Looking at harmful risk factors alone may not be the best way to predict the likelihood a person with type 1 diabetes will develop heart disease.
“Currently in clinical practice, physicians assess a patient’s risk factors for developing a disease to determine what, if any, preventative measures to take,” says Tina Costacou, assistant professor of epidemiology at the University of Pittsburgh Graduate School of Public Health.
“In our study, we found that the risk of people with type 1 diabetes developing heart disease is better predicted by looking at the ratio of factors representing protection—for example, antioxidants—to those representing harm—for example oxidative stress levels.
“Currently, doctors most commonly determine heart disease risk by looking at the level of harmful risk factors alone, which may not give an accurate picture of the person’s risk.”
As reported in the journal Diabetes Care, a statistical analysis over time indicates that patients with higher levels of oxidative stress (measured with a urine test) who also had higher levels of a form of the antioxidant vitamin E (measured with a blood test) had a lower risk of developing heart disease compared to those with higher levels of oxidative stress and lower levels of protective antioxidants.
More individualized treatment
Although both patient groups had higher levels of oxidative stress, they were actually at a different risk of developing heart disease, researchers say. Only those with the lower levels of antioxidants may need additional treatment to try to prevent heart disease from developing.

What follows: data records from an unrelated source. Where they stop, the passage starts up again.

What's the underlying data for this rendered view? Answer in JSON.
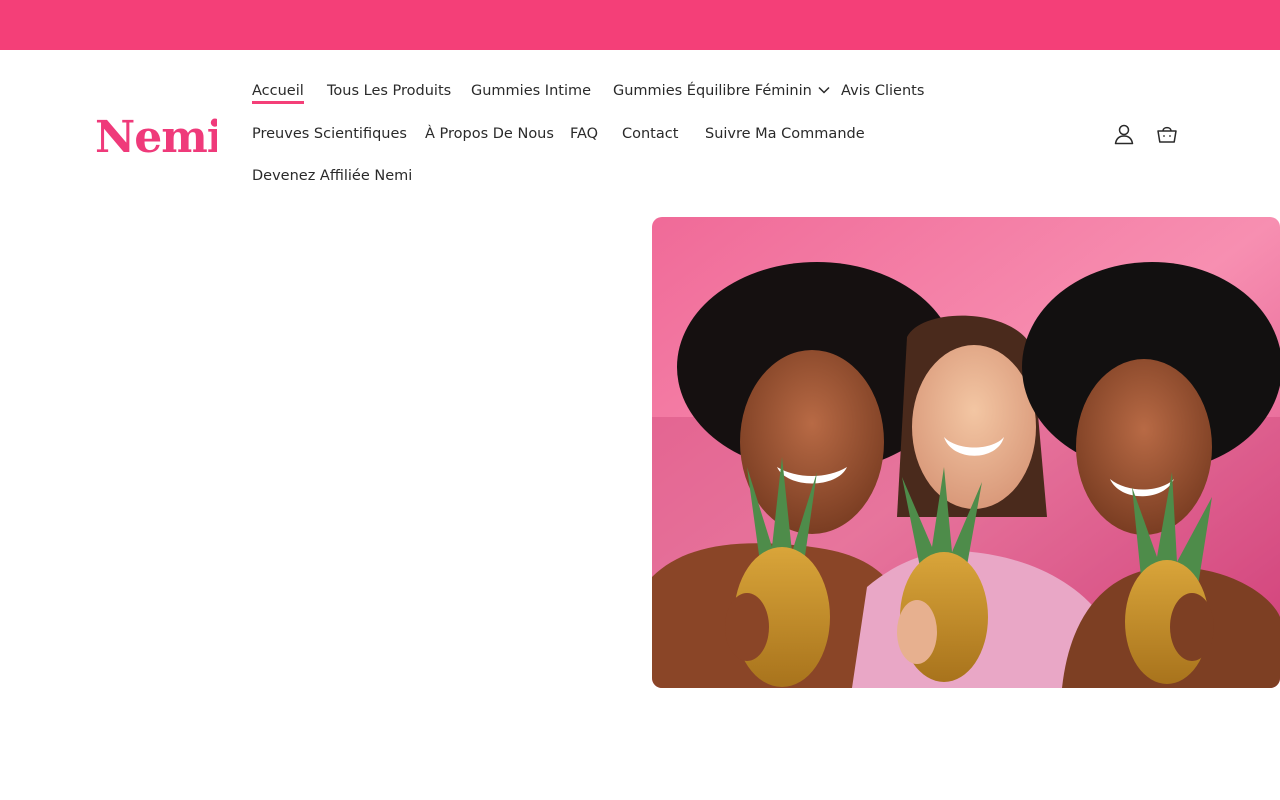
{
  "brand": {
    "name": "Nemi",
    "color": "#f43f78"
  },
  "nav": {
    "accueil": "Accueil",
    "tous_produits": "Tous Les Produits",
    "gummies_intime": "Gummies Intime",
    "gummies_equilibre": "Gummies Équilibre Féminin",
    "avis_clients": "Avis Clients",
    "preuves": "Preuves Scientifiques",
    "a_propos": "À Propos De Nous",
    "faq": "FAQ",
    "contact": "Contact",
    "suivre": "Suivre Ma Commande",
    "affiliee": "Devenez Affiliée Nemi",
    "active": "Accueil"
  },
  "icons": {
    "account": "user-icon",
    "cart": "basket-icon",
    "dropdown": "chevron-down-icon"
  },
  "hero": {
    "image": "three-women-holding-pineapples-on-pink-background"
  }
}
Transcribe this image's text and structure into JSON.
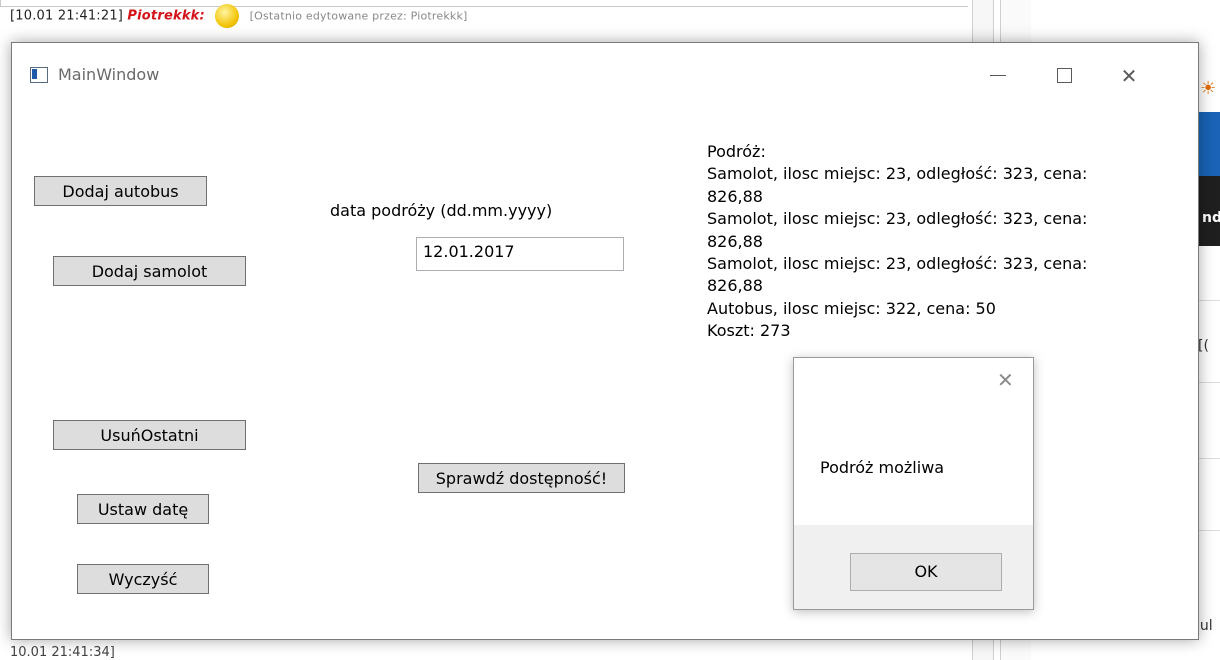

“This improved way of determining risk is not necessarily limited to the hypothesis of oxidative stress and antioxidants in terms of heart disease development. It could be expanded to other risk/protective factors and other pathologic conditions,” Costacou says.
“If further supportive data are published, it may one day become possible to better classify a person’s disease risk and individualize treatment based on simultaneous assessment of risk and protective factors.”
The National Institutes of Health funded the study.